Doctors are not sure what causes eczema. It appears to run in families, so if one of your parents or siblings has it, there might be a greater risk that you or your child will have it, too.

Kids sometimes have someone in the family who has allergies, hay fever, or asthma. Some doctors think it makes them more likely to get eczema. Around half of the children who have it will also have hay fever or asthma.

Living somewhere that’s always cold or has a lot of pollution will raise the odds of catching it, too.

Food allergies do not cause atopic dermatitis. But having atopic dermatitis may increase your risk of food allergies, such as peanuts.

Atopic eczema is not infectious.
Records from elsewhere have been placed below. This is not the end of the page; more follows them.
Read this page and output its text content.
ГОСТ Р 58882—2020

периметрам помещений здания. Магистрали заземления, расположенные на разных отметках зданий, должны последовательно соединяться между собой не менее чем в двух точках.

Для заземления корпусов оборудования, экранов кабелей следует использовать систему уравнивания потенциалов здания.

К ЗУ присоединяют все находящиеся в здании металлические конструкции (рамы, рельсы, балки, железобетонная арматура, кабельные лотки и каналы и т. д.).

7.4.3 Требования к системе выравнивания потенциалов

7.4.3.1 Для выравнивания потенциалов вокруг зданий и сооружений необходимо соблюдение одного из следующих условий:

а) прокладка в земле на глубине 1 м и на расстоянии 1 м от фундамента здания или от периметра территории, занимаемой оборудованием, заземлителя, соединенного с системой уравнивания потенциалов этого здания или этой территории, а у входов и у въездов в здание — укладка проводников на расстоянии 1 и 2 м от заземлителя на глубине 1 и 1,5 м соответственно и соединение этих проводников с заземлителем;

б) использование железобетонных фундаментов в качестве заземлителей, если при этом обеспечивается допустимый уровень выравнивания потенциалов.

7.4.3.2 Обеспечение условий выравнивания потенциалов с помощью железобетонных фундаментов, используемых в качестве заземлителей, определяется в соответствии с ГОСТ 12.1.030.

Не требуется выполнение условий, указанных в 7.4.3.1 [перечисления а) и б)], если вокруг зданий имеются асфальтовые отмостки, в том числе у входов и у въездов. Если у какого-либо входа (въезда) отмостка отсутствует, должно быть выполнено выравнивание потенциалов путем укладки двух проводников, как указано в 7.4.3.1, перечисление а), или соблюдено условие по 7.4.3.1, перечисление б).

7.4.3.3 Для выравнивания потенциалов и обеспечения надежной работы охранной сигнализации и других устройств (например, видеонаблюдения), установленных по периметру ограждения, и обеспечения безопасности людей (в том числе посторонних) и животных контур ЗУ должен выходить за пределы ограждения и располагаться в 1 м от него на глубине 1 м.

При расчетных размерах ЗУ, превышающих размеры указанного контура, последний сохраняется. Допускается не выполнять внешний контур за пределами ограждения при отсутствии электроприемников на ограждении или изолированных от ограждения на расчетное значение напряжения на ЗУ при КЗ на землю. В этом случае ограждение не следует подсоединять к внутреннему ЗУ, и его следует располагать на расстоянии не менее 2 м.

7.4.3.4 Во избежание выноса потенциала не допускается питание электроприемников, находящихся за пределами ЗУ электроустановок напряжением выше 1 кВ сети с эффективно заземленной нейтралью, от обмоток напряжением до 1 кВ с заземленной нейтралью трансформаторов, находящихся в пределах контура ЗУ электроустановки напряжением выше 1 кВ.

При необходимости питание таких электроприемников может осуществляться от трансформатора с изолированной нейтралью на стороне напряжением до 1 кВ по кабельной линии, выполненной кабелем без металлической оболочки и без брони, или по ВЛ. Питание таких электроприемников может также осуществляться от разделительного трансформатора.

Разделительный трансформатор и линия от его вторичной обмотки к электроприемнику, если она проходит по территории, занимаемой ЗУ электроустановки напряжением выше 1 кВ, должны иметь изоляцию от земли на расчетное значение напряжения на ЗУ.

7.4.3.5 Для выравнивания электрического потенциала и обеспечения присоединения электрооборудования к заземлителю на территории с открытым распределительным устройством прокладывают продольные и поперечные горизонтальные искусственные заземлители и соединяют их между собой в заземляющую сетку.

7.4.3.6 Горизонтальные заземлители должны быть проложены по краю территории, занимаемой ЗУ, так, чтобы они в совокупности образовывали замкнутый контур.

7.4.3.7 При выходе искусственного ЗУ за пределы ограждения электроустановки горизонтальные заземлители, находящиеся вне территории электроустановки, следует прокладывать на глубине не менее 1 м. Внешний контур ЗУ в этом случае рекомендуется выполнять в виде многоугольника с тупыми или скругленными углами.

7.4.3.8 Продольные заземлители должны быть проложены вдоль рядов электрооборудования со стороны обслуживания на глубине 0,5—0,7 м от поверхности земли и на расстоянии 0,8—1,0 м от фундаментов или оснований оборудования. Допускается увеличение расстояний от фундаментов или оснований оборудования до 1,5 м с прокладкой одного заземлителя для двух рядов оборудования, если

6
You can’t take it or give it to anyone else.

How is atopic dermatitis being treated?

There is no known treatment for AD. It is important to find the right medication to help relieve itching and discomfort. Calming the skin decreases tension and helps avoid unnecessary scratching that leads to infections of the skin.

Treatment choices range from over-the-counter skin care, prescription medications, and lifestyle improvements.
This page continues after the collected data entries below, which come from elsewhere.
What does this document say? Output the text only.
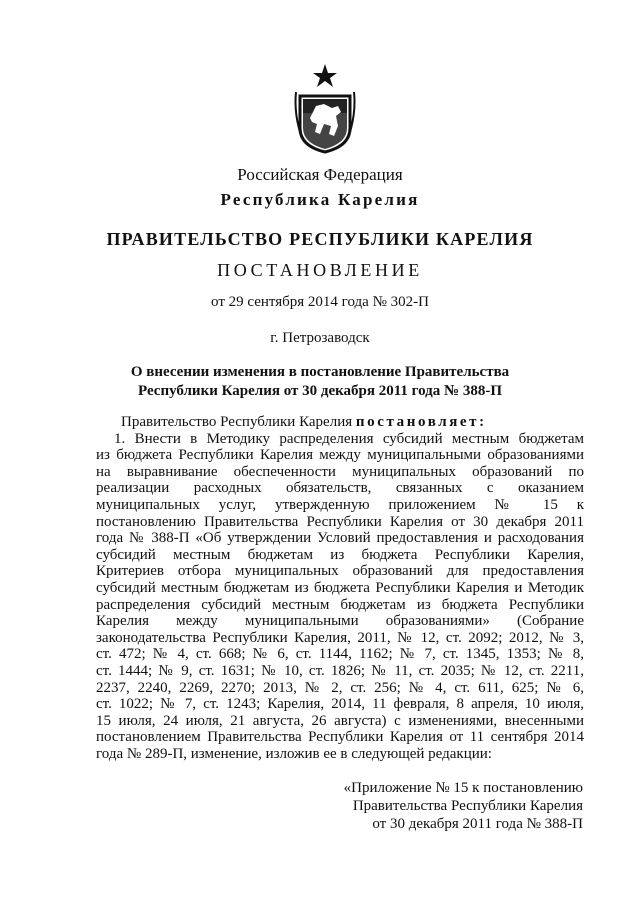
Российская Федерация
Республика Карелия
ПРАВИТЕЛЬСТВО РЕСПУБЛИКИ КАРЕЛИЯ
ПОСТАНОВЛЕНИЕ
от 29 сентября 2014 года № 302-П
г. Петрозаводск
О внесении изменения в постановление Правительства
Республики Карелия от 30 декабря 2011 года № 388-П

Правительство Республики Карелия постановляет:

1. Внести в Методику распределения субсидий местным бюджетам
из бюджета Республики Карелия между муниципальными образованиями
на выравнивание обеспеченности муниципальных образований по
реализации расходных обязательств, связанных с оказанием
муниципальных услуг, утвержденную приложением № 15 к
постановлению Правительства Республики Карелия от 30 декабря 2011
года № 388-П «Об утверждении Условий предоставления и расходования
субсидий местным бюджетам из бюджета Республики Карелия,
Критериев отбора муниципальных образований для предоставления
субсидий местным бюджетам из бюджета Республики Карелия и Методик
распределения субсидий местным бюджетам из бюджета Республики
Карелия между муниципальными образованиями» (Собрание
законодательства Республики Карелия, 2011, № 12, ст. 2092; 2012, № 3,
ст. 472; № 4, ст. 668; № 6, ст. 1144, 1162; № 7, ст. 1345, 1353; № 8,
ст. 1444; № 9, ст. 1631; № 10, ст. 1826; № 11, ст. 2035; № 12, ст. 2211,
2237, 2240, 2269, 2270; 2013, № 2, ст. 256; № 4, ст. 611, 625; № 6,
ст. 1022; № 7, ст. 1243; Карелия, 2014, 11 февраля, 8 апреля, 10 июля,
15 июля, 24 июля, 21 августа, 26 августа) с изменениями, внесенными
постановлением Правительства Республики Карелия от 11 сентября 2014
года № 289-П, изменение, изложив ее в следующей редакции:
«Приложение № 15 к постановлению
Правительства Республики Карелия
от 30 декабря 2011 года № 388-П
The best preventive measure is to moisturise your skin. This increases the working of the skin barrier. Healthier skin will become less often inflamed and have a stronger protection against allergens and irritants.

Bathing and moisturising every day is the best way to hydrate your skin. It is necessary to apply a moisturiser within minutes of bathing.


The following tips can help prevent Atopic Eczema (flares) and mitigate the drying effects of bathing:

  • Moisturize the skin at least twice a day Creams, ointments and lotions are sealed in moisture. Pick a product or item that fits well for you. Using petroleum jelly on your baby’s skin will help prevent the development of atopic dermatitis.
  • Try to recognise and eliminate causes that make the condition worse. Stuff that may cause skin reactions worse include sweat, stress, obesity, soaps , detergents, dust and pollen. Reduce your sensitivity to stimuli.
  • Children and infants may experience flares from consuming certain foods, including eggs, milk, soy and wheat. Speak to your child’s doctor about discovering possible food allergies.
  • Take a shorter bath or shower. Cap your baths and showers for 10 to 15 minutes. Using soft, rather than hot, water.
  • Take a bath of bleach. The American Academy of Dermatology advises the use of a bleach bath to help avoid flares.
  • The diluted-bleach bath eliminates bacteria on the skin and associated infections. Add 1/2 cup (118 millilitres) of household bleach, not concentrated bleach, to a 40-gallon (151 litres) bathtub filled with warm water. Measurements are for a U.S.-standard tub complete with drainage holes. Soak from the neck or the affected areas of the skin for about 10 minutes. Don’t submerge your ears. Take a bath of bleach no more than twice a week.
  • Using just soft soaps Choose a gentle soap. More natural oils can be extracted by deodorant soaps and antibacterial soaps and dry your face.
  • Dry yourself thoroughly After bathing gently pat your skin dry with a soft towel and apply a moisturiser while your skin is still moist.